A long, winding descent has the following result: now, the new White Book of Italian Defence places a new card on the table: the option of declaring war. While the Italian Constitution outlaws war as a weapon to make an assault on the freedom of other peoples and as a means of resolving international disputes, the political class swears its allegiance to Nato and US imperialism. And this, despite the fact that an anti-imperialist has just entered the White House.
While the media spotlights were transfixed on Sanremo, where even Roberta Pinotti made a spectacle of herself, singing the praises of the military missions that “restore peace”, on 10 February, the Council of Ministers approved a draft law that will allow actioning the “White Book on International Security and Defence” once Minister Pinotti has signed it off. This will involve delegating to the government “the revision of the operational model of the Armed Forces”. By revision, read “improving” on what took place in the wars which Italy participated in from 1991, in violation of its own Constitution.
After being sanctioned for 25 years by every government in sweet succession, with the complicity of a parliament almost entirely in agreement or acquiescence that never once debated the issue, it is now on the verge of becoming a national law. A bloodless coup is thus unfolding in silence.
The Armed Forces have been assigned four missions, each one entirely disrespectful of the Constitution. Thus the first mission reformulates the “Defense of the Fatherland” under Art 52 as the defense of “the vital interests of the Country”. This is followed up by the second mission: “a contribution to the collective defense of the Atlantic Alliance and the maintenance of stability in the areas surrounding the Mediterranean Sea”, in order to protect the Country’s vital or strategic interests”. The prohibition contained in art 11 on the use of force as an instrument to attack the freedom of other peoples and as a means of resolving international disputes is replaced by the third mission: “the management of crises over and above areas of priority intervention, in order to guarantee international peace and legality”.
Thus the White Book destroys the constitutional pillars of the Italian Republic, now reconfigured as a power which arrogates to itself the right to intervene with the use of force in areas looking onto the Mediterranean – North Africa, the Middle East and the Balkans – to support Italian economic and strategic interests, and, outside such areas, wherever in the world the interests of the West (as represented by Nato under US Command) may be at stake.
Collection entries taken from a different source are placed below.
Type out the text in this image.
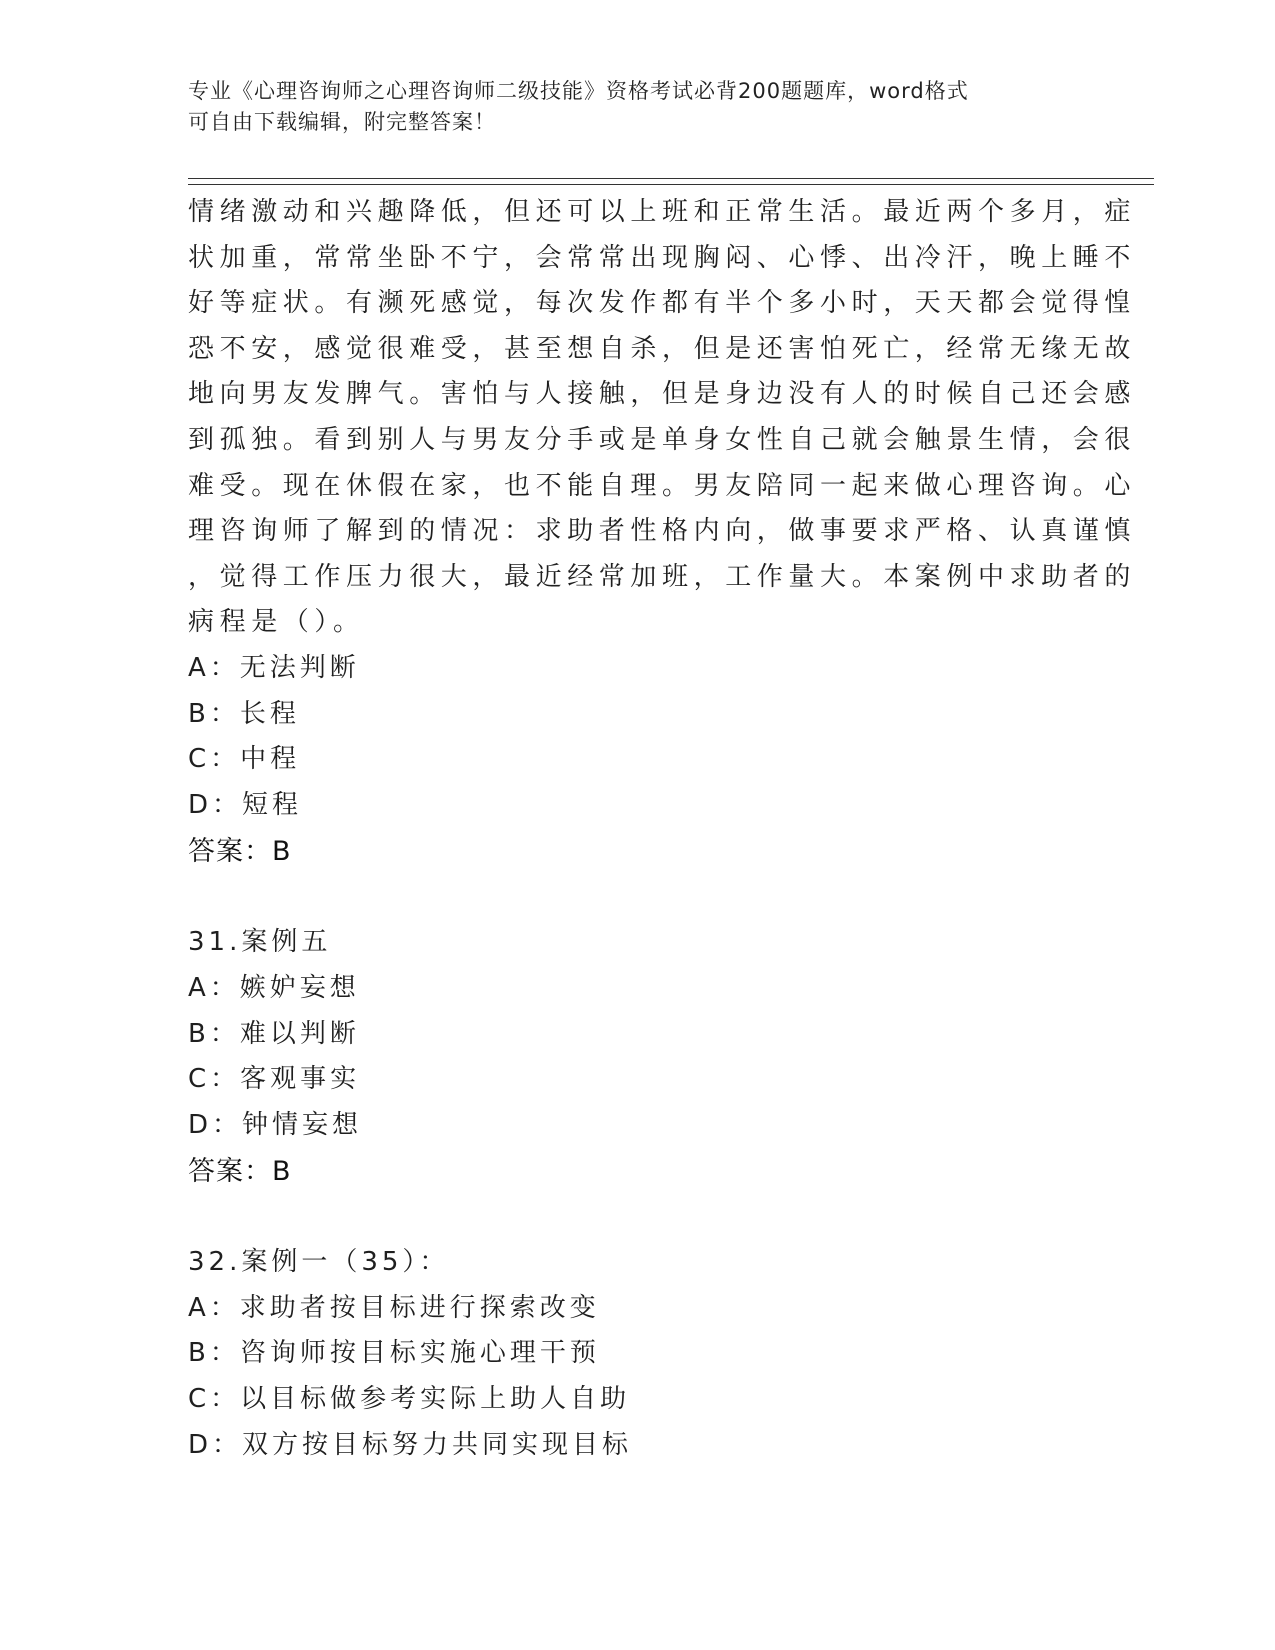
专业《心理咨询师之心理咨询师二级技能》资格考试必背200题题库，word格式
可自由下载编辑，附完整答案！
情绪激动和兴趣降低，但还可以上班和正常生活。最近两个多月，症
状加重，常常坐卧不宁，会常常出现胸闷、心悸、出冷汗，晚上睡不
好等症状。有濒死感觉，每次发作都有半个多小时，天天都会觉得惶
恐不安，感觉很难受，甚至想自杀，但是还害怕死亡，经常无缘无故
地向男友发脾气。害怕与人接触，但是身边没有人的时候自己还会感
到孤独。看到别人与男友分手或是单身女性自己就会触景生情，会很
难受。现在休假在家，也不能自理。男友陪同一起来做心理咨询。心
理咨询师了解到的情况：求助者性格内向，做事要求严格、认真谨慎
，觉得工作压力很大，最近经常加班，工作量大。本案例中求助者的
病程是（）。
A：无法判断
B：长程
C：中程
D：短程
答案：B
31.案例五
A：嫉妒妄想
B：难以判断
C：客观事实
D：钟情妄想
答案：B
32.案例一（35）：
A：求助者按目标进行探索改变
B：咨询师按目标实施心理干预
C：以目标做参考实际上助人自助
D：双方按目标努力共同实现目标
Functional to all this, is the Framework Law that entered into force in 2016. [This law] institutionalizes military missions abroad, establishing a specific fund with the Ministry of Economy and Finance to fund them. Finally, the fourth mission entrusts to the Armed Forces on the international level, “the safeguarding of free institutions”, with “specific duties in cases of extraordinary need and urgency”, a vague formula that can accommodate draconian measures and subversive strategies.
Furthermore, the new model significantly increases the “technical-administrative” powers of the Defence’s Chief of Staff and, at the same time, opens the doors of the Armed Forces to “private sector leaders” that will be able to perform the duties of the General Secretary, responsible for the technical-administrative area of Defense, and the National Director of Arms. Key duties that will permit powerful groups within the military industry to enter performing leadership roles in the armed forces and to steer them according to their interests linked to the war.
The military industry is defined in the White Book as “the pillar of the National System” due to “its contribution, through exports, to rebalancing the balance of trade and promoting goods manufactured by national industry in well-remunerated sectors”, creating “quality jobs”.
All that remains is to rewrite Article 1 of the Constitution to provide that our’s is a republic, a democratic era, that rests on the labour of the military industry.
Set out below for foreign readers are the three articles of the Italian Constitution mentioned in this article.
Art. 1: Italy is a democratic republic founded on work.
_ Art. 52: Each citizen has a sacred duty to defend the Fatherland.
_ Art.11: Italy outlaws war as an instrument to attack the freedoms of other people and as a means of resolving international disputes; on the basis of reciprocity, it permits limits to be placed on sovereignty to guarantee peace and justice among Nations; it promotes and encourages international organizations focused on this objective.